Izumo did not bother to watch her leave. He trashed what was left in the glass and left the envelope where it was.
It stayed there for three weeks.
ØØØ
Once upon a time, Izumo's greatest irritation in life was a horse in the front room of his bar. Back then, he sorely wished Mikoto was more discriminatory in regards to whom he let in Homra. At the very least, a basic intelligence test would be nice.
Now, he wondered if maybe Mikoto had the right of it after all. People were people. There would always be some who would leave and some who would stay, but the most loyal were the ones no one else had been willing to give a chance.
Izumo didn't have much irritation anymore. There wasn't anyone fighting in his bar or bringing in stray animals. Desperate girls weren't begging Izumo for Chitose's whereabouts. Bando and Shohei weren't necking out by the trashcans in the middle of a meeting. Everything was very quiet, very calm.
Izumo missed the insanity a bit when he was sweeping a spotless floor and there was no Yata threatening to kill anyone, no Totsuka trying to keep the peace. Anyone who came into the bar talked quietly or not at all.
"What's this?" Fujishima asked while Izumo was dusting the jukebox for the second time that week. It was Tuesday and, according to Kamamoto when he had returned with Anna, a beautiful day outside. Izumo wouldn't know.
Izumo glanced at the envelope Fujishima was holding up before looking away disinterestedly.
"It's from the Blues. Likely an apology of some sorts."
"It has dust on it."
"Does it?"
"Are you going to open it?"
"No," Izumo answered honestly. Eric scooted out of the way as Izumo turned his attention to the windowsill.
Fujishima placed the envelope back on the bar and didn't mention it again. If it weren't for his propensity for bringing in stray things, Izumo would have liked Fujishima very much.
ØØØ
"Anna got an award at school yesterday," Kamamoto told him one morning. Izumo couldn't recall what day of the week it was or the date. It was late February, he knew that, or maybe early March. Kamamoto's hair was getting long, and he wasn't eating much.
"Did she?" Izumo tried to sound interested. Kamamoto had begun returning to the bar after he dropped Anna off at school, wanting a drink or to talk to Izumo about this or that.
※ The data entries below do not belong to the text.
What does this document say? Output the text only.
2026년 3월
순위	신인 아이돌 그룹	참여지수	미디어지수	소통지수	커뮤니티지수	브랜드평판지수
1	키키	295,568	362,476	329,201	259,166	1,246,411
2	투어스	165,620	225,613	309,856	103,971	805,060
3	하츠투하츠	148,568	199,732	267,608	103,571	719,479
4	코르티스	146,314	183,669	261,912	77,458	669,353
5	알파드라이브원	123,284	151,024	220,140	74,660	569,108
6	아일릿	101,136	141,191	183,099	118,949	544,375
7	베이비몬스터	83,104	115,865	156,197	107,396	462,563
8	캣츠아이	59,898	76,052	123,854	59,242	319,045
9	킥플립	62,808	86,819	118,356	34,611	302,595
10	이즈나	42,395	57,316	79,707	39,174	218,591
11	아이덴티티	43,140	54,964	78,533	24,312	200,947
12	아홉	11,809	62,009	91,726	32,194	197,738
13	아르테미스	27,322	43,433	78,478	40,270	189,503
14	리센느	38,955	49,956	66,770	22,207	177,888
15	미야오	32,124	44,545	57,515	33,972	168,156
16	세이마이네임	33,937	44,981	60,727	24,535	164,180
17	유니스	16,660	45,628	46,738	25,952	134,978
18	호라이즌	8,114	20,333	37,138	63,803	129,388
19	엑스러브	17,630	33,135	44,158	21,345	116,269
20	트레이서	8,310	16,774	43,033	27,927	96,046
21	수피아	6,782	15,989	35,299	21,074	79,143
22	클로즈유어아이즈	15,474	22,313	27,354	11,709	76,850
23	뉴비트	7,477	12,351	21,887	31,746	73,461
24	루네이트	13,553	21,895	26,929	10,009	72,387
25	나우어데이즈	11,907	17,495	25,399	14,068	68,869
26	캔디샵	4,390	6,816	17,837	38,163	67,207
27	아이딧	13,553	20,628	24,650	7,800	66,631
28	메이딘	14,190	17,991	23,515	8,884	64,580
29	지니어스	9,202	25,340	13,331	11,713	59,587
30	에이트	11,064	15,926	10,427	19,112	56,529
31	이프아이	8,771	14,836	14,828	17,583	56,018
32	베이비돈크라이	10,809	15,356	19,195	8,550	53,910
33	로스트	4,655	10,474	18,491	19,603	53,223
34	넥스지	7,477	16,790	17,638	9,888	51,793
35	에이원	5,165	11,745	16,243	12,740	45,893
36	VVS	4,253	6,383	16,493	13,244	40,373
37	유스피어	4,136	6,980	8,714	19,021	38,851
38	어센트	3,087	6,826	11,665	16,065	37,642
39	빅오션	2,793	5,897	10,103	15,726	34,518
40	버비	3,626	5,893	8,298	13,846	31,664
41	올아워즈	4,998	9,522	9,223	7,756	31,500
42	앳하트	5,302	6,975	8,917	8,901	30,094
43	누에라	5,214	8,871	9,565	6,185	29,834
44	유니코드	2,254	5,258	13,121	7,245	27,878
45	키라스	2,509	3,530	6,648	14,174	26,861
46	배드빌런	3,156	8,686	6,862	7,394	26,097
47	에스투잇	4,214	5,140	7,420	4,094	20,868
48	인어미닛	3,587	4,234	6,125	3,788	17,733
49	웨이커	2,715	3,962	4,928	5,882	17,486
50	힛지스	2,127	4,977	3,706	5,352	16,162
If Izumo wasn't downstairs, he would go up and rouse him out of bed just to mix something nonalcoholic at a quarter to ten in the morning. Needless to say, Izumo wasn't exactly thrilled to be talking to the man again.
He had considered locking the door, but he couldn't very well lock Kamamoto out if he was coming all this way because of an emergency involving Anna or the others. He had also tried it once and had Kamamoto, with Yata's help, nearly break down the bar's fully steel back door before he could stop them. A lot of their strength had been lost when the Aura left them, but a lot of it had never had anything to do with Auras.
"For English. She's the best in her grade. Eric's been helping her."
"Hmm."
"Hmm?" Kamamoto repeated, not realizing how little emotion Izumo was willing to invest in this conversation.
"Hmm," Izumo confirmed, lighting a fresh cigarette.
"She'd rather you had helped her. Eric doesn't talk about anything interesting, she says."
"When does Anna talk to Eric?" Izumo hadn't seen Eric around lately, not that he paid too much attention to him. Eric could become all but invisible when he wanted. Izumo preferred not to think about why Eric had learned that particular skill. There wasn't much pleasant about Eric's past.
"When she's over at his and Kosuke's apartment." Kamamoto gave him a look that was a strange amalgam of exhaustion, worry, and frustration. "They moved in together about a month ago, remember?" Izumo didn't remember, didn't even have the feeling that he should remember. The last time he had given any thought to Fujishima's living arrangements had been ages ago. "Well, she goes over there and Eric helps her with her English. And she'd rather it be you who helped her." The frustration was growing in Kamamoto's eyes.
Izumo sucked in a lungful of smoke and crossed an arm over his chest. He tilted his head back and studied the ceiling for a long moment.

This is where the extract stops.